Type I: A civilization that can use all the energy resources of its own planet.

Type II: A civilization using all the energy resources available from its star. This is a civilization that has mastered its own stellar system and travels readily in space.

Type III: A civilization that can harness the energy of its entire galaxy. This is obviously an interstellar culture that moves freely between stars.

Image: Astrobiologist and author David Grinspoon, now a senior scientist at the Planetary Science Institute in Tucson.

We have often considered in these pages how advanced civilizations might present themselves to a distant observer; i.e., what kind of signature their engineering might leave in star systems and, indeed, in entire galaxies. Searches for Dyson spheres and odd stellar phenomena like the light curves of KIC 8462852 (Boyajian’s Star) continue to push the boundaries of radio and optical SETI. At a second conference in Byurakan, put together by Sagan and Shklovskii following the success of their book, the discussions of advanced technologies clustered around the Kardashev scale and its potential observables.
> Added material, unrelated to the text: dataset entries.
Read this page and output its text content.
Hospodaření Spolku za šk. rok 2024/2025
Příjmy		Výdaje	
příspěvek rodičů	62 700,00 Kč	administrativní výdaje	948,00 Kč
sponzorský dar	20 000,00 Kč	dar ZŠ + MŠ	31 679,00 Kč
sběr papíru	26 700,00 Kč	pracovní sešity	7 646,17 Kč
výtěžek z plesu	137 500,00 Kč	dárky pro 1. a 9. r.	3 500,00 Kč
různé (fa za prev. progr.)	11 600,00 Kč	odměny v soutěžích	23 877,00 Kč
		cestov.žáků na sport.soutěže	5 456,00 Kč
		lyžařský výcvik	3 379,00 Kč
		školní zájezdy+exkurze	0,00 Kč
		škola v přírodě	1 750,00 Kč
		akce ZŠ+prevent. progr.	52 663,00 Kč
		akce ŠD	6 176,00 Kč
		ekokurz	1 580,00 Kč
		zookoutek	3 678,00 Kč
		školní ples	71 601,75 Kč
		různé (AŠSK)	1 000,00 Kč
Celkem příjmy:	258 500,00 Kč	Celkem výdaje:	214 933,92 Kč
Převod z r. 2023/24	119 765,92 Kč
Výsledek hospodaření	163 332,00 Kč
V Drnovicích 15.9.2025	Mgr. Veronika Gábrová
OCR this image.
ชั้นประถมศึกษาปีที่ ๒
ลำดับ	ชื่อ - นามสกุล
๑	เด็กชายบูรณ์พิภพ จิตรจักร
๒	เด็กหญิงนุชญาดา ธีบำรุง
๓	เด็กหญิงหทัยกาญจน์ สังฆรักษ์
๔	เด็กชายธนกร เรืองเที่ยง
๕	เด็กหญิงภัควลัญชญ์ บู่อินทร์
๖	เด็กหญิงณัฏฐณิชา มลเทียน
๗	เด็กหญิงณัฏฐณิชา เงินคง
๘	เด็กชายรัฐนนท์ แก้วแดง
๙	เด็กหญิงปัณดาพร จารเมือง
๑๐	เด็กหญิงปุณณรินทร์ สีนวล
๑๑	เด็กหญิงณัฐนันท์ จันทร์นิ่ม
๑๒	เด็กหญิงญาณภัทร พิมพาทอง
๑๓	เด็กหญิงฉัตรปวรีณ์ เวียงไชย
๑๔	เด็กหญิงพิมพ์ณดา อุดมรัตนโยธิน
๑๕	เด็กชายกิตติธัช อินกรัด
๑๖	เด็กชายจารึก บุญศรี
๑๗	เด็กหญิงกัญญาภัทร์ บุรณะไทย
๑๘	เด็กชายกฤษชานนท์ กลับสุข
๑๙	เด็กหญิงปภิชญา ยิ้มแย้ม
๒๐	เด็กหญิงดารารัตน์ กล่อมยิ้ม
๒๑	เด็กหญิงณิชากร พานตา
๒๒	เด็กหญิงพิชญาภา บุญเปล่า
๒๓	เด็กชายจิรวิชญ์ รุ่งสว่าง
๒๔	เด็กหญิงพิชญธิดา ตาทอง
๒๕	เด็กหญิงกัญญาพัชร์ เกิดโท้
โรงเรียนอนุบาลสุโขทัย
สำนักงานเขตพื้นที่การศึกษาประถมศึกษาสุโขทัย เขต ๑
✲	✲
Radio and optical SETI, the first level of SETI, are complemented by a Dysonian SETI (level 2) that looks through our astronomical data for the signs of technological activity. But Grinspoon points out the key assumption of the Kardashev scale: That civilizations will inevitably increase their energy use in order to fuel a continuing expansion into the cosmos.

This is an idea of progress that is generally accepted — Grinspoon calls it the ‘inevitable expansion fallacy’ — but it is one that doesn’t take into account that key term (L in Drake’s equation) about the lifetime of a technological civilization. What if, in short, expanding in the Kardashev manner is the most likely way to end the growth of a culture?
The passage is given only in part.